Hollywoods Helden sind nach wie vor männlich, weiß, hetero

„Wir sehen eine fest verwurzelte Benachteiligung“, sagt Dr. Stacy L. Smith, eine der Leiterinnen der Untersuchung, die seit 2007 die 100 erfolgreichsten US-Filme des Jahres auswertet. „Egal ob wir Geschlecht, Hautfarbe, Herkunft, LGBT oder Charaktere mit Behinderungen untersuchen, wir finden Kräfte, die alle ausschließen, die nicht hetero, weiß, körperlich leistungsfähig und männlich sind. Trotz allem Gerede, allem Aktivismus und aller Aufmerksamkeit der Presse, ist es ein weiteres Jahr, in dem der Status Quo aufrechterhalten wird.“

Lesbisch oder bi waren nur 9 weibliche Nebenrollen

Das bedeutet natürlich auch, dass man queere Charaktere mit der Lupe suchen muss: 82 der Top 100-Filme 2015 zeigten ausschließlich Heteros, nur magere 0,7% aller 4370 Sprechrollen waren LGBT, und keine davon war eine Hauptrolle. Und die Mehrheit war – wenig verwunderlich – cis-männlich: 22 schwule/ bisexuelle Männer stehen einer Trans*Person und 9 lesbischen/ bisexuellen Frauen gegenüber, darunter kleine und kleinste Rollen in Pitch Perfect 2, Magic Mike XXL und Sisters (aber nicht Carol und Freeheld, die nicht in die Top 100 kamen).

Screenshot Kate McKinnon (l.) und Colleen Werthmann in "Sisters" (Platz 71) - von der lesbischen Drehbuchautorin Paula Pell hätte man ein bisschen erwartet als das klassisch-rustikale Lesbenpaar

Dass die Zahl gegenüber 2014 (19 LGBT-Charaktere) gestiegen ist, ist da nur ein schwacher Trost: Wenn es in diesem Tempo weitergeht, nähern wir uns erst im Jahre 2031 allmählich dem tatsächlichen Bevölkerungsanteil.

Gleich zwei Fliegen mit einer Klappe geschlagen

Interessant auch, dass die Homo- und Bisexuellen deutlich häufiger einer ethnischen Minderheit (schwarz, latino, asiatisch) angehörten als die Heteros: Da wollte man wohl gleich zwei Fliegen mit einer Klappe schlagen, denn dass Weiße in Hollywood stark überrepräsentiert sind, wird Hollywood nicht erst seit den #OscarsSoWhite-Protesten gegen die diesjährige Oscar-Verleihung vorgeworfen.
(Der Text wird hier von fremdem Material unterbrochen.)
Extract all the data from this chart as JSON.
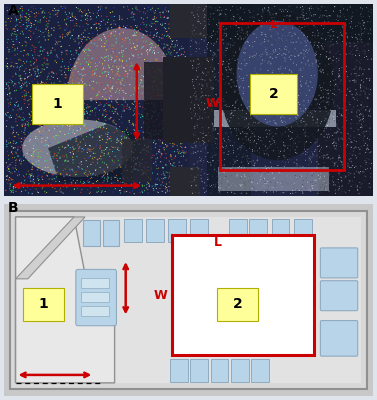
{
  "fig_width": 3.77,
  "fig_height": 4.0,
  "dpi": 100,
  "panel_a_label": "A",
  "panel_b_label": "B",
  "label1": "1",
  "label2": "2",
  "label_L": "L",
  "label_W": "W",
  "red_color": "#cc0000",
  "yellow_bg": "#ffff99",
  "seat_color": "#b8d4e8",
  "seat_edge": "#90aac0",
  "bus_gray": "#c8c8c8",
  "bus_dark_gray": "#a0a0a0",
  "bus_light": "#e0e0e0",
  "wc_white": "#ffffff",
  "bg_b_color": "#d4d4d4",
  "panel_a_bg_left": "#3040608",
  "fig_bg": "#e0e4ec"
}
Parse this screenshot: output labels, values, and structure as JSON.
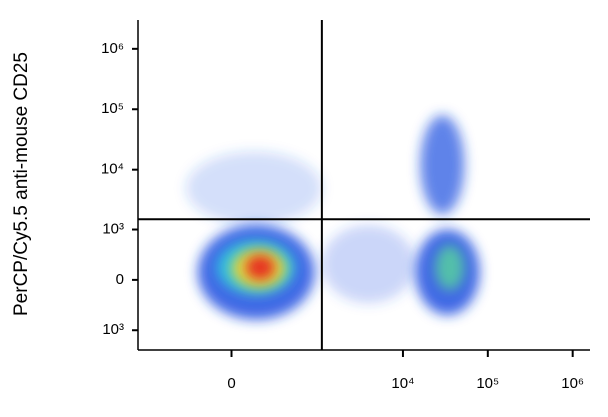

Und: Nur zwei von ihnen – beides Frauen – hatten Kinder, wie Ko-Autorin Dr. Katherine Pieper gegenüber Associated Press anmerkte: „Das Kino hat noch einen weiten Weg vor sich, wenn es darum geht, alle Arten von Familien in Amerika zu repräsentieren."

Warner Bros. Männer spielen in "Mad Max: Fury Road" (Platz 21, 5 Oscars) mit Charlize Theron (2.v.r.) trotz des Titels keine große Rolle, das Kino-Klischee "jung und leicht bekleidet" konnte sich der Regisseur aber nicht verkneifen

Ein Frauenbild wie in der Fünzigern

Hollywood befindet sich eben mental noch in den 50er Jahren: Jung, hübsch, sexy und hetero - das sind die wichtigsten Attribute für Frauen. Sie müssen drei mal so häufig wie Männer leicht bekleidet oder nackt vor die Kamera treten und werden ebenso viel häufiger über ihr Aussehen charakterisiert. Und in nur 5 Filmen sind weibliche Hauptfiguren 45 Jahre alt oder älter – gegenüber 26 Filmen mit männlichen Hauptdarstellern in diesem Alter. „Wenn es nur wenige Frauen gibt und sie stärker sexualisiert werden als ihre männlichen Gegenparts, dann wird Frauen eine bestimmte Rolle im Filminhalt zugeschrieben und dem Publikum eine bestimmte Botschaft vermittelt“, kritisiert Pieper.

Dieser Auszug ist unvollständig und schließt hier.